You’d think Kevin Smith’s failed attempts to sell Red State exclusives would have made this point for the general public, but now it gets to be made again.

The script was reportedly offered to Obsessed with Film who didn’t even try to negotiate to see how much the guy wanted. Personally I’d have strung him along a little, just to see what he was really up to, or at least to get a feel for his price. The would be script-leaker offered photos of the document, promising there would be no copies and that they’d receive the original as an exclusive. The photos themselves seem to check out as being pretty real, though personally I’m hoping it’s a massive fake since this is sure to end up in the hands of someplace like the Huffington Post, where they have money to spare and no ethics to get in the way of profiting off something like this.

The idea here is that whoever gets the script will receive a massive traffic influx by being the only site able to review it and discuss The Avengers script on their website. Again, that really only applies to corporately owned websites. To get away with reviewing a script like this you’ll need an army of lawyers behind you. Even though reviewing copyrighted content is not a copyright violation, Hollywood’s movie studio lawyers have recently taken to threatening and cease and desisting anyone who reviews such material, assuming that person doesn’t have the money necessary to protect the rights guaranteed them by the first amendment.

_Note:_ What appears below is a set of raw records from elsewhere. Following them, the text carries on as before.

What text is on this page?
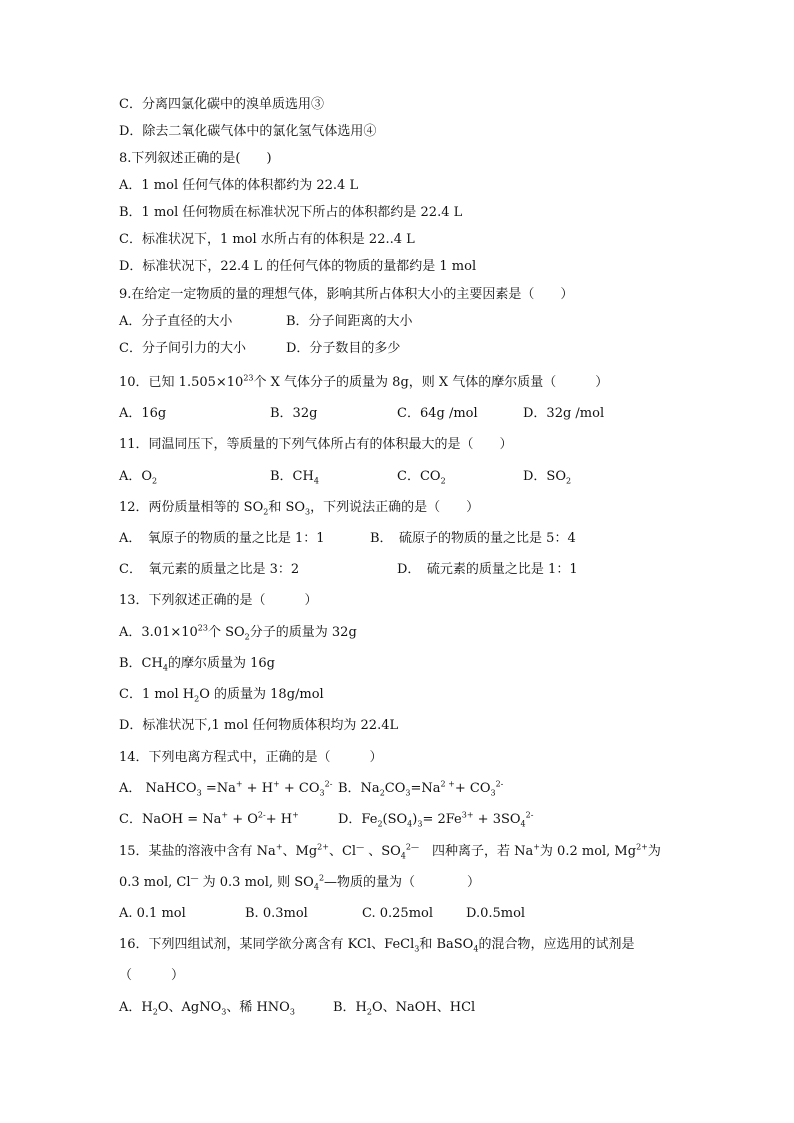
C．分离四氯化碳中的溴单质选用③
D．除去二氧化碳气体中的氯化氢气体选用④
8.下列叙述正确的是(　　)
A．1 mol 任何气体的体积都约为 22.4 L
B．1 mol 任何物质在标准状况下所占的体积都约是 22.4 L
C．标准状况下，1 mol 水所占有的体积是 22..4 L
D．标准状况下，22.4 L 的任何气体的物质的量都约是 1 mol
9.在给定一定物质的量的理想气体，影响其所占体积大小的主要因素是（　　）
A．分子直径的大小	B．分子间距离的大小
C．分子间引力的大小	D．分子数目的多少
10．已知 $1.505\times 10^{23}$个 X 气体分子的质量为 8g，则 X 气体的摩尔质量（　　　）
A．16g	B．32g	C．64g /mol	D．32g /mol
11．同温同压下，等质量的下列气体所占有的体积最大的是（　　）
A．$O_2$	B．$CH_4$	C．$CO_2$	D．$SO_2$
12．两份质量相等的 $SO_2$和 $SO_3$，下列说法正确的是（　　）
A．　氧原子的物质的量之比是 1：1	B．　硫原子的物质的量之比是 5：4
C．　氧元素的质量之比是 3：2	D．　硫元素的质量之比是 1：1
13．下列叙述正确的是（　　　）
A．$3.01\times 10^{23}$个 $SO_2$分子的质量为 32g
B．$CH_4$的摩尔质量为 16g
C．1 mol $H_2O$ 的质量为 18g/mol
D．标准状况下,1 mol 任何物质体积均为 22.4L
14．下列电离方程式中，正确的是（　　　）
A． NaHCO$_3$ $=Na^+ + H^+ + CO_3^{2-}$ B．$Na_2CO_3=Na^{2 +}+ CO_3^{2-}$
C．NaOH = $Na^+ + O^{2-}+ H^+$	D．$Fe_2(SO_4)_3= 2Fe^{3+} + 3SO_4^{2-}$
15．某盐的溶液中含有 Na+、$Mg^{2+}$、Cl— 、$SO_4^{2—}$　四种离子，若 Na+为 0.2 mol, $Mg^{2+}$为
0.3 mol, Cl— 为 0.3 mol, 则 $SO_4^2—$物质的量为（　　　　）
A. 0.1 mol	B. 0.3mol	C. 0.25mol	D.0.5mol
16．下列四组试剂，某同学欲分离含有 KCl、FeCl$_3$和 BaSO$_4$的混合物，应选用的试剂是
（　　　）
A．$H_2O$、AgNO$_3$、稀 $HNO_3$	B．$H_2O$、NaOH、HCl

This is the voice of experience speaking. A few months ago we tried to review the script for Deadpool (which we did not pay for), which we loved, and were immediately attacked by Fox legal and forced to take our review down, even though we had every right to publish it. A few days later a Gawker owned subsidiary published a significantly less useful, less positive review of the film (in fact they copy-pasted whole excerpts from the script and reprinted them) and Fox simply left them alone. In fact that script review is still up on the internet today, whereas if you look where ours used to be all you’ll find is a blank page. If you’d just been a little less ethical Obsessed with Film, a blank page just like that could have been yours.